I have a infinite python-watchdog process (daemonized with supervisor
) that trigger new events when files are created within a folder.
On the other side is a asyncio queue, with 3 consumers only, waiting for new messages of created files (consumers then upload the files to a server).
The code below works, but is sequential, and I just don't understand why (despite the many documentation I read about asyncio).
main.py (daemonized):
paths_observer = PathsObserver()
if __name__ == "__main__":
paths_observer.start()
try:
while paths_observer.is_alive():
paths_observer.join(1)
except KeyboardInterrupt:
paths_observer.stop()
paths_observer.join()
pathobserver.py (simplified, used to record which folders to watch):
from watchdog.observers import Observer
class PathsObserver(Observer):
def observe_folder(self, folder_path: str) -> None:
event_handler = DataFileHandler(path=folder_path)
watch = self.schedule(event_handler, folder_path, recursive=True)
filehandler.py: note the import of the scheduler
from watchdog.events import FileCreatedEvent, FileSystemEventHandler
from .scheduler import scheduler
class DataFileHandler(FileSystemEventHandler):
def on_created(self, event):
scheduler.prepare_and_upload(event.src_path)
scheduler.py:
MAX_TASKS = 3
class UploadScheduler(object):
def __init__(self):
self._loop = asyncio.get_event_loop()
self._queue = asyncio.Queue(0, loop=self._loop)

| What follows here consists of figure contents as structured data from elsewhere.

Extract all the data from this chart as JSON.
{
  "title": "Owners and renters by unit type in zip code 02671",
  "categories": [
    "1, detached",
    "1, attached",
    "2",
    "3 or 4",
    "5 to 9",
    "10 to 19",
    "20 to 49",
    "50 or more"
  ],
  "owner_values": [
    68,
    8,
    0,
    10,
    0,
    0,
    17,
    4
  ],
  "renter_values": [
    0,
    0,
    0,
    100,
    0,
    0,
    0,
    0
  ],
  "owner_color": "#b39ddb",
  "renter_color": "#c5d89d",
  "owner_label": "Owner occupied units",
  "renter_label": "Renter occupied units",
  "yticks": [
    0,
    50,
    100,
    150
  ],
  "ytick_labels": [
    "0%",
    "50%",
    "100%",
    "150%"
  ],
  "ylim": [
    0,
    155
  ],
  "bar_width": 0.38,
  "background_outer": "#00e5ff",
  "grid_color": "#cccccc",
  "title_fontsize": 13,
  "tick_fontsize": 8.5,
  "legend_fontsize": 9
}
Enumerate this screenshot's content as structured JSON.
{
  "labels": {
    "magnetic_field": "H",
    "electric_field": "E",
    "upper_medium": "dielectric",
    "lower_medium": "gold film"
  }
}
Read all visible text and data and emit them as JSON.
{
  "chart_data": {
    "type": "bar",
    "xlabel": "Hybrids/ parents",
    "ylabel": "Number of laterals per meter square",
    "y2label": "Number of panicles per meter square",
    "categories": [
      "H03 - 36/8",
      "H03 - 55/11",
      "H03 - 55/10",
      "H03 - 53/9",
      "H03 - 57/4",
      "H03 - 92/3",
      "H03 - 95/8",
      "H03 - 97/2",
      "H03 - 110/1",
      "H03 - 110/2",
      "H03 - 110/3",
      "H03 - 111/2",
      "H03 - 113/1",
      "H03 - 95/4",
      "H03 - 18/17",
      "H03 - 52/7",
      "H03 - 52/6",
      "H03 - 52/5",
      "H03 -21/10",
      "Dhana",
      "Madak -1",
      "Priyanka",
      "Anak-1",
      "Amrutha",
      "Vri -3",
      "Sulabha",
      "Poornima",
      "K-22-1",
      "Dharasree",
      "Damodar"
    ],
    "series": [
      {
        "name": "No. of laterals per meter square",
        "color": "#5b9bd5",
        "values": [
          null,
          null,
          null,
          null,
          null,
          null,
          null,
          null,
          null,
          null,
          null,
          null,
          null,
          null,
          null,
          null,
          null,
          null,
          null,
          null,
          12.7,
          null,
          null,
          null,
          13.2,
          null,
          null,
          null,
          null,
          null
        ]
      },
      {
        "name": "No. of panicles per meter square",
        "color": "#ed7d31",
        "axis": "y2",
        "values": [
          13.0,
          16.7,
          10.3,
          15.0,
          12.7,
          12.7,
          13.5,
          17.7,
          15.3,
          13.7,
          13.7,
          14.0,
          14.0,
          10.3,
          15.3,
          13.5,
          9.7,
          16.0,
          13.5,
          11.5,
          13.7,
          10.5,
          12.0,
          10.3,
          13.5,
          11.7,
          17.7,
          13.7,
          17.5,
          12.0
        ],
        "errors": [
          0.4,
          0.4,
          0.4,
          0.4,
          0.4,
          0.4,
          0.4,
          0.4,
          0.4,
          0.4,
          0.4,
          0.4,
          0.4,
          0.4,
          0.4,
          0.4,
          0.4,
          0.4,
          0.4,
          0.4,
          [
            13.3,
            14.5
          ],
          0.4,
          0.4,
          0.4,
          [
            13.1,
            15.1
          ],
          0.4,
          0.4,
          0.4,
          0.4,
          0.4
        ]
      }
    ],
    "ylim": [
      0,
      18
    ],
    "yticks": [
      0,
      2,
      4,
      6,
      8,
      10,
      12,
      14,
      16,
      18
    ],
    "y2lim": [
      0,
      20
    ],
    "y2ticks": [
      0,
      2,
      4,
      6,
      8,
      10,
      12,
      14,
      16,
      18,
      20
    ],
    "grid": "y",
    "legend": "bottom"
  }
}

self._consumers = [asyncio.ensure_future(self._consumer(self._queue)) for _ in range(MAX_TASKS)]
async def _consumer(self, queue):
while True:
file_path = await queue.get()
await <do some stuff with file_path>
queue.task_done()
async def _producer(self, file_path):
await self._queue.put(file_path)
def prepare_and_upload(self, file_path):
self._loop.run_until_complete(self._producer(file_path))
scheduler = UploadScheduler()
If I remove self._loop.run_until_complete
, tasks aren't fetch by consumers, and a message says the producer
hasn't been waited. If I put self._queue.put_no_wait(file_path)
in a non-async func, consumer jobs don't get started either.
I am doing something wrong ?
What I expected: when multiple files are created, a bunch a new producers are being called. And since consumers take a bit of time to upload everything, they slowly catch up. And the whole thing stays, and wait for new files to upload.